Le Café littéraire Lumière de Sidi Aïch a décidé, pour sa toute première activité culturelle, de rendre hommage aux femmes qui luttent pour s’imposer dans la société, en invitant l’auteure et comédienne, Hadjira Oubachir, qui a animé une conférence-débat à la salle des fêtes Youcef Abdjaoui, sise au chef-lieu de la commune de Sidi Aïch.
Cette dernière a développé une thématique liée au rôle de la femme amazighe dans la sauvegarde de la culture berbère orale puis son apport dans le passage de l’oralité à l’écriture. Dans le sillage de sa communication, présentée dans un parfait tamazight, l’oratrice a évoqué quelques femmes qui ont contribué à la préservation du patrimoine immatériel, à leur tête, Fatma Ath Mansour, ses enfants, Taos ainsi que Jean Amrouche.

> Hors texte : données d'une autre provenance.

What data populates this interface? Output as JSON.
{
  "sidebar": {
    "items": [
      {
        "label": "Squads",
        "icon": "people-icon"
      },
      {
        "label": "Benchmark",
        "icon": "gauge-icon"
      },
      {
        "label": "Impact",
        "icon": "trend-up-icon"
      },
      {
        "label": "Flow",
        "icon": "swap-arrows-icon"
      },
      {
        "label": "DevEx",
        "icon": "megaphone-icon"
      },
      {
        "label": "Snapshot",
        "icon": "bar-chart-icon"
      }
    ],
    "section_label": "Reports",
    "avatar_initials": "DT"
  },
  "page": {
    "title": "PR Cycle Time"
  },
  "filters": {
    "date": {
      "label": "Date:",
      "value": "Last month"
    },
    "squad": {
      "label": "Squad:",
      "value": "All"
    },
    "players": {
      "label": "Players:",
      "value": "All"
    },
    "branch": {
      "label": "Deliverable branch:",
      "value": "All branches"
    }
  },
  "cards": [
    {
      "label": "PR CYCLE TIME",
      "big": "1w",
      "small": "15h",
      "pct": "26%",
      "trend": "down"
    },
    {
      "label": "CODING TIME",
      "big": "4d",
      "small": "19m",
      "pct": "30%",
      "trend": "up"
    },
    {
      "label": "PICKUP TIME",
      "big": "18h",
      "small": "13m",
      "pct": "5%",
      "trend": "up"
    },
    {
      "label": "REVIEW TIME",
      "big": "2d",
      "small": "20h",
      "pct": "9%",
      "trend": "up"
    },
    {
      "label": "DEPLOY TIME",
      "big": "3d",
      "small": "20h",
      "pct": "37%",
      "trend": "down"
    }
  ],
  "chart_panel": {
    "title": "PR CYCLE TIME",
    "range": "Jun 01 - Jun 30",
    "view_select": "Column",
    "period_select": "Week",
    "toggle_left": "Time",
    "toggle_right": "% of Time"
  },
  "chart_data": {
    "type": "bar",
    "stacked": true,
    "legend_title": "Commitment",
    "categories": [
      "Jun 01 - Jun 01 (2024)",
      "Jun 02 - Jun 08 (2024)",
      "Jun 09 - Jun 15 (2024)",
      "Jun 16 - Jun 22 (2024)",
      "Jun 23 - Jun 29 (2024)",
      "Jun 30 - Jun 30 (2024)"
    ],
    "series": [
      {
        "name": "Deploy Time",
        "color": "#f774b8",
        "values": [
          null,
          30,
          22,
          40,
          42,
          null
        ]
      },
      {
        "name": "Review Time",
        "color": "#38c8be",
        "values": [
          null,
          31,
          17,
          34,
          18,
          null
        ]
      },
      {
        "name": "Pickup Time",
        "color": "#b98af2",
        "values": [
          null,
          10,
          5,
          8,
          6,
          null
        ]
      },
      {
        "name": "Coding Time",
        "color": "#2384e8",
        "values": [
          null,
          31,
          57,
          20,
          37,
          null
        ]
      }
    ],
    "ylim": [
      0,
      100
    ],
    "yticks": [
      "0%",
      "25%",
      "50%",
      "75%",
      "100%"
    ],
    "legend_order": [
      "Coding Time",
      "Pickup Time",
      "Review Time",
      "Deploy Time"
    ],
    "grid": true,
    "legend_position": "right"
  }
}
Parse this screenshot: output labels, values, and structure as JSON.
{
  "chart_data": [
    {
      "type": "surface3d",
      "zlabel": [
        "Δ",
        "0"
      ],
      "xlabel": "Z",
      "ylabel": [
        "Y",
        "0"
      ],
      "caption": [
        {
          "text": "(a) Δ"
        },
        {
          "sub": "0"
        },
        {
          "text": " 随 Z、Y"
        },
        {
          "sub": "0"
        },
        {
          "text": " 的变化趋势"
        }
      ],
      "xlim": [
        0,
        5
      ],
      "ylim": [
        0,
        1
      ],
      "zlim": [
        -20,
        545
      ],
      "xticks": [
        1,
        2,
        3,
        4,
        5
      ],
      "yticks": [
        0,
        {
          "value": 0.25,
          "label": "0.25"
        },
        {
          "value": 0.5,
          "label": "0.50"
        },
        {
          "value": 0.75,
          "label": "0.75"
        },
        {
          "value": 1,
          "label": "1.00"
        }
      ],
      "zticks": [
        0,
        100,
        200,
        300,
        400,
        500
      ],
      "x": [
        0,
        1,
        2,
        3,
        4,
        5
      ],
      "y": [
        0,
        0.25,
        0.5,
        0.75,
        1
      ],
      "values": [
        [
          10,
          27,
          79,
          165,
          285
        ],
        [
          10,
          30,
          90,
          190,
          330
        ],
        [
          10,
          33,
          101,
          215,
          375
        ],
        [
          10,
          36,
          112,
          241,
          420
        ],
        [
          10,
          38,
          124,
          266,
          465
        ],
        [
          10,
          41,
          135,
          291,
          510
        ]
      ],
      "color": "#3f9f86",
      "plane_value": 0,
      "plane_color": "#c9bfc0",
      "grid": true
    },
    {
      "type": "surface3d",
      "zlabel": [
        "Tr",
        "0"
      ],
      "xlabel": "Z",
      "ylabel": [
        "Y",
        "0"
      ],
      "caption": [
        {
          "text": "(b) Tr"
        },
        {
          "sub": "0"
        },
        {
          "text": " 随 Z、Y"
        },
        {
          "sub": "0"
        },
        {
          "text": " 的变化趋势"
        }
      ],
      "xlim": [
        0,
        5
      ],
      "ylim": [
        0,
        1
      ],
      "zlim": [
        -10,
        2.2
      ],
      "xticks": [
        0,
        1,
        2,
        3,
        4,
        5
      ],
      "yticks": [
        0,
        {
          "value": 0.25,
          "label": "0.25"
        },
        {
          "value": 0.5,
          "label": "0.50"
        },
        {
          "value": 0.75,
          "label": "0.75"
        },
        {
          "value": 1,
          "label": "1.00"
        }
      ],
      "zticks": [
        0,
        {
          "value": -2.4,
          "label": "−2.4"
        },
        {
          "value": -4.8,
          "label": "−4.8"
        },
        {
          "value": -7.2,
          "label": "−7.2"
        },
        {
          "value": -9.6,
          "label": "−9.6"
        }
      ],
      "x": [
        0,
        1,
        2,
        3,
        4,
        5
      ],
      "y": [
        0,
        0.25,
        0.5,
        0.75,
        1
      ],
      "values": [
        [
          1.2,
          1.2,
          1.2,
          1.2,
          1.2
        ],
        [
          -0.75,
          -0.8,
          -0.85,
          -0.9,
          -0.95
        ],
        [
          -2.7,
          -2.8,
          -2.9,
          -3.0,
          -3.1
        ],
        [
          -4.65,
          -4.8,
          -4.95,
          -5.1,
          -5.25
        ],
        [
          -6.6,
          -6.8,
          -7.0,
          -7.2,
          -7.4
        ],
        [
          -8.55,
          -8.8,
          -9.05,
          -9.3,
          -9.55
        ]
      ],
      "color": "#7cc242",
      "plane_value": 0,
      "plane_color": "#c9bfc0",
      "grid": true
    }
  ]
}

Pour Hadjira, Fatma Ath Mansour fut la première femme à transcrire le patrimoine oral amazigh en l’inscrivant dans l’échiquier littéraire universel. Taos Amrouche a poursuivi cette œuvre, dit-elle, à travers la chanson et l’écriture.

La poésie féminine anonyme a été sauvegardée, également, grâce aux chants où des textes ont été recueillis et chantés par d’autres femmes, telles que le Groupe Djurdjura, Cherifa, entre autres artistes. Contrairement aux femmes kabyles des siècles précédents, dont les œuvres poétiques n’avaient ni support ni nom, celles d’aujourd’hui peuvent, grâce à l’écriture et les arts, laisser leurs empreintes et transmettre ce patrimoine, à l’exemple de beaucoup de femmes kabyles contemporaines.

 «La femme s’émancipe elle-même en réussissant à transgresser les règles de la société patriarcale et conservatrice au prix de nombreux sacrifices», appuie-t-elle. Mais, ajoute la conférencière, «en voulant s’émanciper et se libérer, la femme est de ce fait mal vue et critiquée». Pour cette raison, ce combat, «la femme peut le mener toute seule, mais il est préférable qu’elle soit épaulée par l’homme». Hadjira Oubachir parle devant un public essentiellement masculin. Un homme dans la salle l’interroge sur l’absence de femmes dans la vie publique et dans ce genre de rendez-vous.

La réplique de l’oratrice interroge l’hypocrisie de la société, et en particulier celle des hommes aux allures d’ouverture d’esprit et taquine : «Je vous réponds par une autre question : Pourquoi n’avez-vous pas encouragé vos femmes à sortir, à assister à cette conférence?».